It is essential for employers to undertake task based CoSHH risk assessments for each work activity that exposes employees to dangerous substances and chemicals which place their health at risk.

CoSHH legislation is especially relevant to the woodworking business including those employed as joiners and cabinetmakers etc. These employees however, are likely to perform a number of tasks outside these traditional roles. Assessment will not reflect real life if strict demarcation of job content is assumed. For this reason each task should be individually CoSHH risk assessed.

Many substances used in woodworking may be hazardous to health including wood dust, resins, adhesives, stains etc. Substances can be ingested in a variety of ways. Including inhalation, ingestion and skin absorption. The major health risks are occupational asthma and dermatitis. Some of the substances used can have grave consequences on the liver, kidneys and the central nervous system.

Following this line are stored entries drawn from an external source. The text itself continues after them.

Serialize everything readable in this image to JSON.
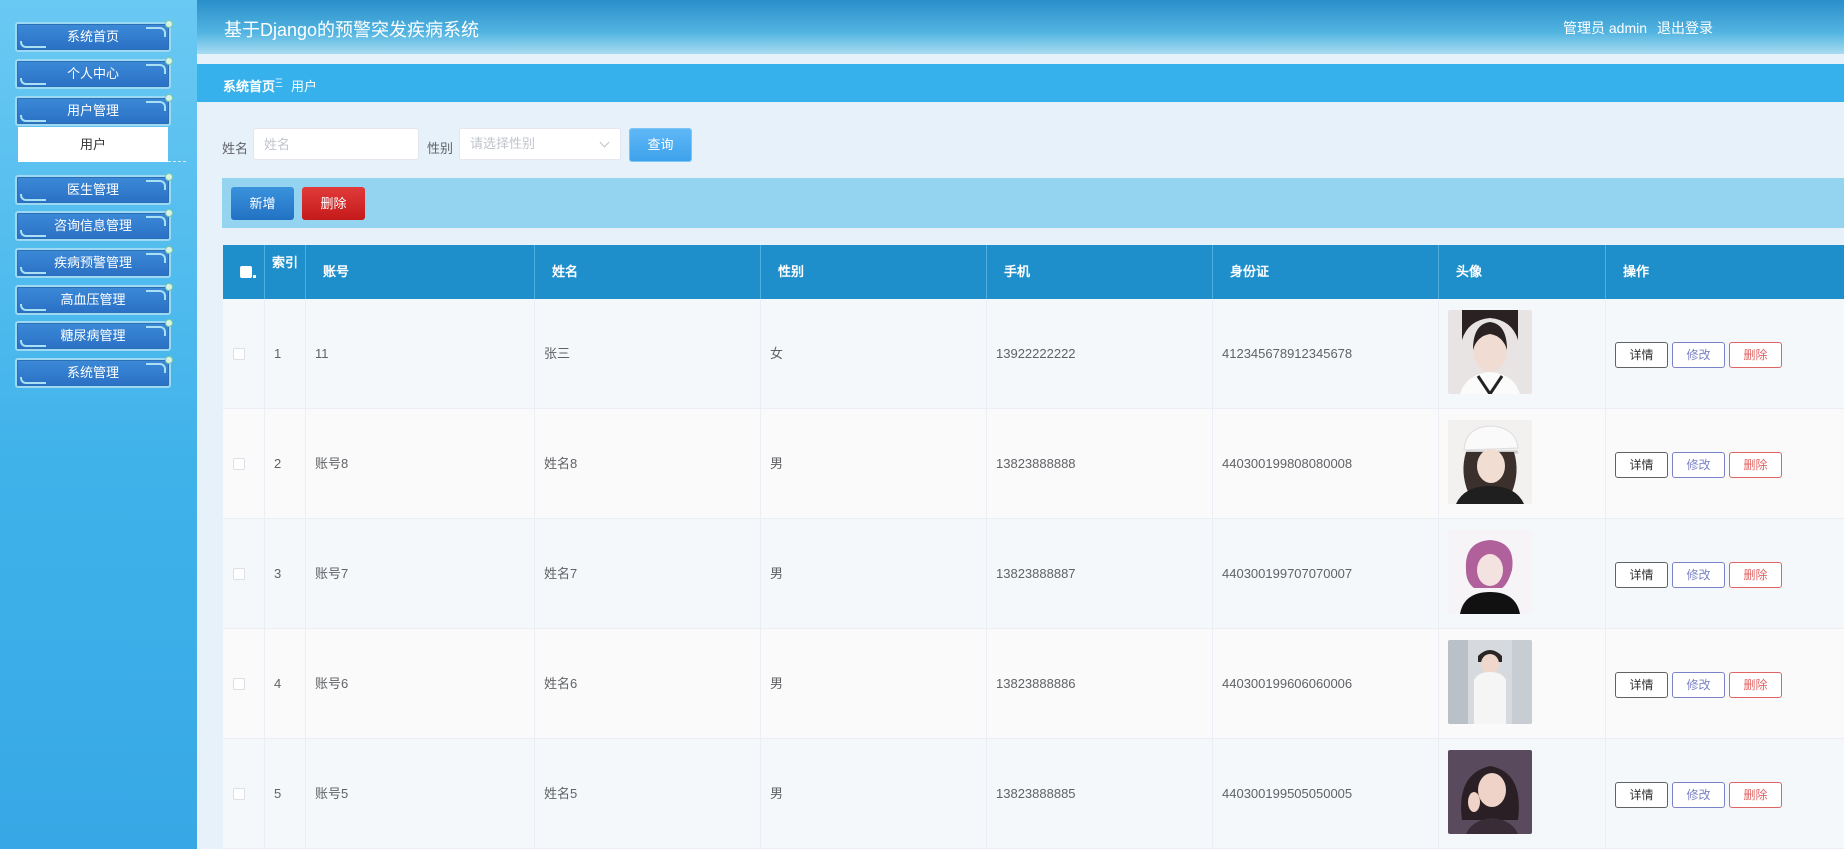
{
  "sidebar": {
    "items": [
      {
        "label": "系统首页"
      },
      {
        "label": "个人中心"
      },
      {
        "label": "用户管理"
      },
      {
        "label": "医生管理"
      },
      {
        "label": "咨询信息管理"
      },
      {
        "label": "疾病预警管理"
      },
      {
        "label": "高血压管理"
      },
      {
        "label": "糖尿病管理"
      },
      {
        "label": "系统管理"
      }
    ],
    "submenu": {
      "label": "用户"
    }
  },
  "header": {
    "title": "基于Django的预警突发疾病系统",
    "user": "管理员 admin",
    "logout": "退出登录"
  },
  "breadcrumb": {
    "home": "系统首页",
    "separator": "Ξ",
    "current": "用户"
  },
  "search": {
    "name_label": "姓名",
    "name_placeholder": "姓名",
    "gender_label": "性别",
    "gender_placeholder": "请选择性别",
    "query_button": "查询"
  },
  "actions": {
    "add": "新增",
    "delete": "删除"
  },
  "table": {
    "columns": {
      "index": "索引",
      "account": "账号",
      "name": "姓名",
      "gender": "性别",
      "phone": "手机",
      "id_card": "身份证",
      "avatar": "头像",
      "operations": "操作"
    },
    "rows": [
      {
        "index": "1",
        "account": "11",
        "name": "张三",
        "gender": "女",
        "phone": "13922222222",
        "id_card": "412345678912345678"
      },
      {
        "index": "2",
        "account": "账号8",
        "name": "姓名8",
        "gender": "男",
        "phone": "13823888888",
        "id_card": "440300199808080008"
      },
      {
        "index": "3",
        "account": "账号7",
        "name": "姓名7",
        "gender": "男",
        "phone": "13823888887",
        "id_card": "440300199707070007"
      },
      {
        "index": "4",
        "account": "账号6",
        "name": "姓名6",
        "gender": "男",
        "phone": "13823888886",
        "id_card": "440300199606060006"
      },
      {
        "index": "5",
        "account": "账号5",
        "name": "姓名5",
        "gender": "男",
        "phone": "13823888885",
        "id_card": "440300199505050005"
      }
    ],
    "row_actions": {
      "detail": "详情",
      "edit": "修改",
      "delete": "删除"
    }
  },
  "colors": {
    "header": "#2a8fc9",
    "breadcrumb": "#36b1eb",
    "table_head": "#1e8fcb",
    "add": "#2a7acb",
    "delete": "#d02424"
  }
}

Dust formation is a prevalent consequence of the majority of woodworking businesses. Hardwood dust exposure is particularly carcinogenic. Exposure levels need monitoring in a CoSHH risk assessment. The assessment should examine if local exhaust ventilation is performing effectively. Dust lamp techniques can efficiently highlight flaws. It would be a better option to substitute wood that may cause asthma, by using wood such as Western Red Cedar.

Portable machines like orbital sanders and circular saws also need control measures. They need suitable extraction systems too.

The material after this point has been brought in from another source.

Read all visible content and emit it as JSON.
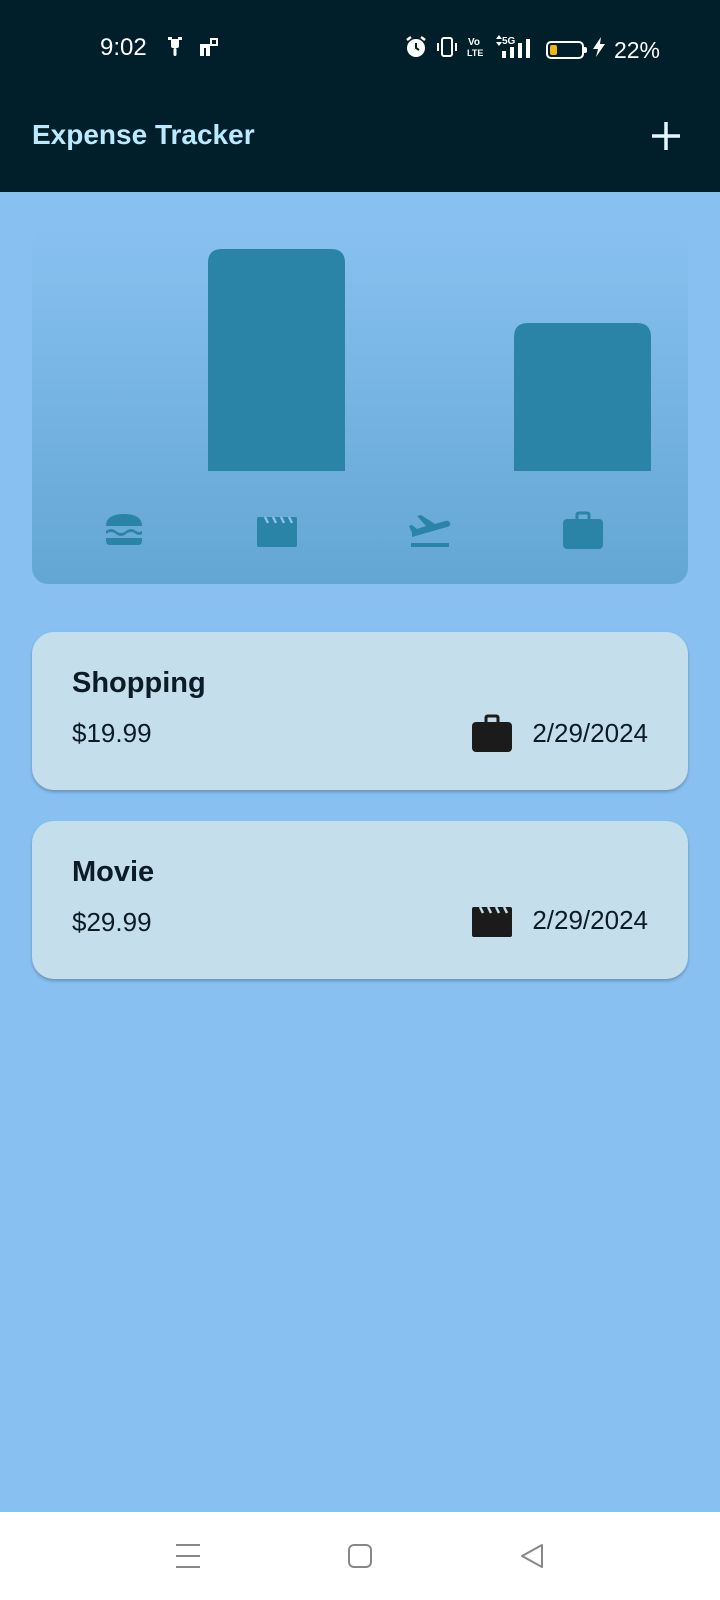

When risk assessing the use of organic solvents and adhesives, such as those used in lamination or furniture assembly, it would be ideal to use simple indicator tubes to judge concentration levels in the air. Vapours and mists from solvents, paints and varnishes can cause occupational asthma. They can also lead to liver and kidney damage and affect the central nervous system. Some controls to consider here are the use of Personal Protective Equipment (PPE) and the use of a good ventilation system. A safer alternative is to use water-borne products.

The provision of good washing facilities and skin creams is also essential in the woodworking business. Regular contact with wood dusts, resins, solvents and paints can damage the skin. This can result in sore skin and blotches which are signs of dermatitis. The use of gloves and overalls can hinder skin contact with such substances.

Employees should be involved in the CoSHH risk assessment process. This helps to cover all tasks that are undertaken and helps ensure that control measures will be adhered to.

Safety data sheets provide vital information and should be taken into account during the assessment.